The reporter took the time to look up the meaning of the legal term he was dealing with and also contacted plaintiff, who, except for a brief statement, refused further comment or explanation at that time. We cannot reasonably expect an average newspaper reader to understand technical legal terms. Black’s Law Distionary defines “Trustee Ex Maleficio” as:

“A person who, being guilty of wrongful or fraudulent conduct, is held by equity to the duty and liability of a Trustee, in relation to the subject matter, *325to prevent him from profiting by his own wrong.”

The word “steal” has been defined in Black’s Law Dictionary as follows:

“This term is commonly used in indictments for larceny, (‘take, steal, and carry away’), and denotes a commission of theft, that is, the felonious taking and carrying away of the personal property of another, and without right and without leave or consent of owner ...”

Although we are well aware of technical legal distinctions between these two terms, the substitution of one term for the other in a newspaper cannot be said to be a reckless disregard for truth or falsity amounting to malice.

As the court said in Brophy v. Philadelphia Newspapers, Inc., supra., at page 633, when it granted summary judgment in favor of defendants:

“The record does not disclose sufficient evidence from which a jury could infer that appellees engaged in ‘highly unreasonable conduct constituting an extreme departure from the standards of investigation and reporting ordinarily adhered to by responsible publishers.’ . . . The reporter’s introduction to his article may have been couched in strong or possibly sensational terms but such hyperbole without more does not give rise to an inference of actual malice. See Greenbelt Cooperative Publishing Association, Inc. v. Bresler, 398 U.S. 6, 90 S.Ct. 1537, 26 L.Ed.2d 6 (1970). At the very most, the evidence supports a finding that appellees exercised bad judgment or were careless in preparing the article and its headline.

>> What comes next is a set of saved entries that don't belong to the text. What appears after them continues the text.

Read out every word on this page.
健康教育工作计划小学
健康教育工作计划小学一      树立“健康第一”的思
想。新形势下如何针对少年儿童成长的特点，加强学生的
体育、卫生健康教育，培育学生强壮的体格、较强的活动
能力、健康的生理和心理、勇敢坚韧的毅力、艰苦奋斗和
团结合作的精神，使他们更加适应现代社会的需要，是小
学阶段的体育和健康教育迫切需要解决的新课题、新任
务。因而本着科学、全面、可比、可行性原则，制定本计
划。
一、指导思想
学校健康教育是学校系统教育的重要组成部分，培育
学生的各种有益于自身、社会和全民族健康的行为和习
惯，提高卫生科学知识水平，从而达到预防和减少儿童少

As we noted earlier, mere negligence or inaccuracy cannot substitute for knowing falsehood or reckless conduct.”

The language of Brophy is equally applicable to the case at bar in which it is clear from the facts and plaintiff’s own admission that there was “no inten*326tion to harm him”, that no jury questions are presented. Accordingly, we conclude that the publication by defendants is protected by the First Amendment of the Constitution of the United States of America, and grant summary judgment in favor of defendants. In so doing, we need not decide whether the publication is also protected by defendants’ qualified privilege to report judicial proceedings,but we note in passing that it would appear that it is.2 Simply stated, if a newspaper cannot inform the public of serious matters involving those seeking public office, then what exactly have we been fighting to defend for the last 200 years.

Wherefore, we enter the following

ORDER OF COURT

And now, this October 24, 1984, defendants’ motions for summary judgment are hereby granted and judgment is entered in favor of defendants Easton Publishing Co. and Nicholas G. Katsarelas.

. The deposition of plaintiff Ronald L. Angle taken November 9, 1983, the deposition of defendant Nicholas G. Katsarelas taken March 27, 1984, and depositions of two attorneys, Karl F. Longenbach and George A. Heitczman, taken July 13, 1984.

. See for instance, Binder v. Triangle Publications, 422 Pa. 319, 275 A.2d 53 (1971).